In 1987, Pena and Box published a simple dimensionality reduction technique that, in my opinion, has been vastly under-rated. Assuming some minimal knowledge of time series analysis, I’ll present the beautiful results of this antique.

$Z_{t}^{k \times 1} = P^{k \times r} Y_{t}^{r \times 1} + \epsilon_{t}, \; \epsilon_{t} \sim (0, \Sigma_{\epsilon})$
$Z_{t}$ is observable data, $Y_{t}$ is underlying factors of lower dimension than $Z_{t}$. We believe that the observed data comes from a linear combination of components of the factor. And the goal is to recover the underlying factors.

We assume $Y_{t} \sim ARMA(p_{y}, q_{y})$.

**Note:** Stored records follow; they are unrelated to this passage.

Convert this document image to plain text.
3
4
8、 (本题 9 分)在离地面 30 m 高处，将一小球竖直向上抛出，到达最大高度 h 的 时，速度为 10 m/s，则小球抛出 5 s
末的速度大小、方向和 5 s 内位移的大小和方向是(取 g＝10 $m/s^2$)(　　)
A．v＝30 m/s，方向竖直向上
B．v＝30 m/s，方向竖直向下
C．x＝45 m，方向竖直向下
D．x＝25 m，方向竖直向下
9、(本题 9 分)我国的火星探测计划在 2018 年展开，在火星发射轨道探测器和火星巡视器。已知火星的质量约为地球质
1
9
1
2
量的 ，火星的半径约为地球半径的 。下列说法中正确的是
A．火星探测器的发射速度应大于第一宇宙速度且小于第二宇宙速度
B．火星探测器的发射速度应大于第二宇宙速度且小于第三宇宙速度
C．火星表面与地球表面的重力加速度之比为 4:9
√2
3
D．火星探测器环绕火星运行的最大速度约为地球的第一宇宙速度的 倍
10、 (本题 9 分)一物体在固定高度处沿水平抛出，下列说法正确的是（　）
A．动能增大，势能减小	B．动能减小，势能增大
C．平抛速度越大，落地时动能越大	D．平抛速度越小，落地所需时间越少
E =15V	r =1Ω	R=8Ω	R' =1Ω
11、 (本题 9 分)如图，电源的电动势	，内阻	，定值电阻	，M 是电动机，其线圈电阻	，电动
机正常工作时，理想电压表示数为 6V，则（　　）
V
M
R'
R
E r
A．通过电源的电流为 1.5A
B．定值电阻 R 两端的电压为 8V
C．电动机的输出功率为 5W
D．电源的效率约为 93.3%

We assume the components of the factor $Y_{t}$ are independent. An important corollary is that the $\Phi$ and $\Theta$ matrices of ARMA model $Y_{t}$ are all diagonal.

We assume $P'P = I_{r}$ to eliminate indeterminancy. This does not alter the time series structure of the problem and is simply a scaling of the $Y_{t}$. The proof follows from SVD.

Theorem 1: Representation of $Z_{t}$

$Z_{t}^{k \times 1} \sim ARMA(p_{y}, max(p_{y}, q_{y}))$

Theorem 2: Autocovariance of $Z_{t}$
The autocovariance matrix of $Z_{t}$ has rank r,
$\Gamma_{z}(k) = P \Gamma_{y}(k) P', \; k \geq 1$

$rank\Gamma_{z}(k) = r$

Theorem 3: Canoniacl Transformation
Suppose we are given matrix $P$. Then we can transform $Z_{t}$ into $Y_{t}$ by the following procedure.

Define Transformation Matrix
$M_{k\times k} = [P^{-'}_{r\times k}, B^{'}_{(k-r) \times k}]' , \; BP = 0$

Then applying $M$ to $Z_{t}$, $X_{t} = MZ_{t}$, we have
$X_{t} = [(Y_{t} + P^{-}\epsilon_{t}), (B\epsilon_{t})] = [X_{1t}^{'}, X_{2t}^{'} ]'$
$X_{1t}$ is our holy grail – the underlying factors plus some noise. $X_{2t}$ is the non-informational dimension of $Z_{t}$ and should be discarded.

Theorem 4: Non-Uniqueness of Representation of $Z_{t}$

Representation of $Z_{t}$ is not unique.
$\Phi^{*}(B)Z_{t} = \Theta^{*}(B)w_{t}$
Preserves the time series structure. Where for any A of $rank(A) = k - r$. The ARMA matrices are:
$\Phi^{*}_{l} = \Phi_{l} + A \Theta^{*}_{l} = \Theta_{l} + A$